Note that $$ y \sim \log \mathcal{N}(m, v^2) \iff \log(y) \sim \mathcal{N}(m, v^2), $$

per this Q&A.

Answer

is fitting a normal distribution to logged data equivalent to fitting a log-normal distribution to the original data?

Theoretically? In most situations yes (see the logical equivalency above). The only case I found where it was useful to use the log-normal distribution explicitly was a case study of pollution data. In that instance, it was important to model weekdays and weekends differently in terms of pollution concentration ( $\mu_1 > \mu_2$ in the prior*), but have the expected values of the two log-normal distributions without restriction (I had to allow $e^{\mu_1 + \frac{1}{2}\sigma_1^2} \le e^{\mu_2 + \frac{1}{2}\sigma_2^2}$). Which day each measurement was taken was unknown, so the separate parameters had to be inferred.

You could certainly argue that this could be done without invoking the log-normal distribution, but this is what we decided to use and it worked.

I tried to test this out with some toy data and realized I don't even know why the meanlog associated with a log-normal distribution is NOT what you get when you take the mean of the logged normal distribution.

The reason for this is just a consequence of our notion of distance on the support. Since $\log$ is a monotone increasing function, log-transforming variables preserves order. For example, the median of the log-normal distribution is just $e^\mu$, the exponential of the median of the log-values (since the normal distribution mean is also its median).

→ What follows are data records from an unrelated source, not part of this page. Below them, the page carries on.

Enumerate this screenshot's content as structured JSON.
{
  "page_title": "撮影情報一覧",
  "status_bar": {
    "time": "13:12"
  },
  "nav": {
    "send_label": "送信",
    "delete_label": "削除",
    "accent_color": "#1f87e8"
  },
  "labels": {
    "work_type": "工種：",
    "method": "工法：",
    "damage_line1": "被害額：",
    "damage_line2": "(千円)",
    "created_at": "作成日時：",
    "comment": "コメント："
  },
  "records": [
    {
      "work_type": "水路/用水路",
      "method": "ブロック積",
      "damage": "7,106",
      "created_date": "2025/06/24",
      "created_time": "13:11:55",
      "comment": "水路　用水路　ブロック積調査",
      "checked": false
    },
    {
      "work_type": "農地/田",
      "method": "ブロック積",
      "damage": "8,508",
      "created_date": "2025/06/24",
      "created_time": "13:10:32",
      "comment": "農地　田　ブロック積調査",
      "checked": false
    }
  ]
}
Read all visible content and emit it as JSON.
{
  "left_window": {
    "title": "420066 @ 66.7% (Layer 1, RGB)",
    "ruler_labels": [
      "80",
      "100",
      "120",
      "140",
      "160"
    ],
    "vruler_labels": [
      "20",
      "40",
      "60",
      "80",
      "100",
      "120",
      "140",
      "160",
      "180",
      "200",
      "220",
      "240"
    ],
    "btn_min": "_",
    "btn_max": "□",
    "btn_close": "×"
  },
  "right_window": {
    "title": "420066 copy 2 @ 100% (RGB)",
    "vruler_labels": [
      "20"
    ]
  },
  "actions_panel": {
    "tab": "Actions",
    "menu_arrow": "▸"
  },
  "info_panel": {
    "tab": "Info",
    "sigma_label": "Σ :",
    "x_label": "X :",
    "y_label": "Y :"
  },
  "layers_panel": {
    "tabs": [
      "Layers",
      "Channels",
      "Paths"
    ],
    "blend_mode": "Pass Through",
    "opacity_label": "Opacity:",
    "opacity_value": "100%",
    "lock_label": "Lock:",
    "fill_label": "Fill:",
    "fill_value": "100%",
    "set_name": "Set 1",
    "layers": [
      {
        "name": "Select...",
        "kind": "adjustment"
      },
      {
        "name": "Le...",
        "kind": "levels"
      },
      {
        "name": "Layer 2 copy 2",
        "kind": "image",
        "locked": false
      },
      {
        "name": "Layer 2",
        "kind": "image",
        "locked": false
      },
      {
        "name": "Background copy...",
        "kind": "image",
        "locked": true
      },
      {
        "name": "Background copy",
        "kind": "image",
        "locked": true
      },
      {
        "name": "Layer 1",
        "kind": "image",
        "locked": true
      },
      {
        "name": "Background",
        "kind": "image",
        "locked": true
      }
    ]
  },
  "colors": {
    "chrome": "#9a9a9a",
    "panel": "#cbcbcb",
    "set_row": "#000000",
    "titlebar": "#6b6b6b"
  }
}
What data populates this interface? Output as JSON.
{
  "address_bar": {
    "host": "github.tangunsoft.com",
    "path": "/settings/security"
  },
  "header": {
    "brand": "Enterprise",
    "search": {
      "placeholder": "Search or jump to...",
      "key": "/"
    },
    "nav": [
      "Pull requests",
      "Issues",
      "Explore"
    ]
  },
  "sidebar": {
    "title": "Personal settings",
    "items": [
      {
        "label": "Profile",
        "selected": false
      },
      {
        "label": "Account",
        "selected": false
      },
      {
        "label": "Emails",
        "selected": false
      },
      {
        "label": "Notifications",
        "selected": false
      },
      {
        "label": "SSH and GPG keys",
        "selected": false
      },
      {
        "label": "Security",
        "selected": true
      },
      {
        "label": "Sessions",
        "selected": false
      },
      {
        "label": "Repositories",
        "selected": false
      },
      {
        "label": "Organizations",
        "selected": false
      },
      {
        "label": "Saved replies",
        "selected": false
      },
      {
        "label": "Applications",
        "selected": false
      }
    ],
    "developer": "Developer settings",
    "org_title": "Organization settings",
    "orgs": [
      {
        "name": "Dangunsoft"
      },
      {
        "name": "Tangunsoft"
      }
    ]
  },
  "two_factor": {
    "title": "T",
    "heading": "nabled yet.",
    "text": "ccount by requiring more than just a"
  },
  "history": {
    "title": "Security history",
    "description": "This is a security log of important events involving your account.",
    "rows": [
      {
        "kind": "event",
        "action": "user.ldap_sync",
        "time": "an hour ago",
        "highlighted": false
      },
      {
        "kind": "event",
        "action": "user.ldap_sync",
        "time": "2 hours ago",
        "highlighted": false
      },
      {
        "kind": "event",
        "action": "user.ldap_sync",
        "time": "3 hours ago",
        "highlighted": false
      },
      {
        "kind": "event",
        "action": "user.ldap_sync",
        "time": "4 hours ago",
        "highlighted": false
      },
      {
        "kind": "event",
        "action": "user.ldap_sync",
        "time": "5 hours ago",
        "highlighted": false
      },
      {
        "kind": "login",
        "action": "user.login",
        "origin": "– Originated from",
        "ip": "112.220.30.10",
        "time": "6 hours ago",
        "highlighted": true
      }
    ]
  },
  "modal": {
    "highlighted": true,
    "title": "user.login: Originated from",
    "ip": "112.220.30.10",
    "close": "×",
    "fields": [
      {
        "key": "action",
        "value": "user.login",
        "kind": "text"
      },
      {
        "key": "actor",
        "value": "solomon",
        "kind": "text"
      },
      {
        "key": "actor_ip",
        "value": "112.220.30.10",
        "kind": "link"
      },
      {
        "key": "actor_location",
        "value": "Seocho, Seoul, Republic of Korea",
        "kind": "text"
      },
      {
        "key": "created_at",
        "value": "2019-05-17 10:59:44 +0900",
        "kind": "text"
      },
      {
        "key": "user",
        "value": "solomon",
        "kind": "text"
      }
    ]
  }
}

However, the $\log$ function only preserves order, and not the distance function itself. Means are all about distance: the mean is just the point which, when points are weighted by their probabilities, is the closest to all other points in the Euclidean sense. All the log-values are being compressed towards $0$ in an uneven way (i.e., larger values are compressed more). In fact, the log of the mean of the log-normal distribution is higher than the mean of the log-values (i.e. $\mu$) by $\sigma$: $$ \log \left(e^{\mu + \frac{1}{2} \sigma^2} \right) = \mu + \frac{1}{2} \sigma^2 > \mu. $$ That is, the mean of the log-values is compressed in as a function of the spread of the distribution (i.e., involving $\sigma$) as a result of the $\log$ function compressing distances in an uneven way.


*As a side note, these kinds of artificial constraints in priors tend to under-perform other methods for inferring/separating distributions.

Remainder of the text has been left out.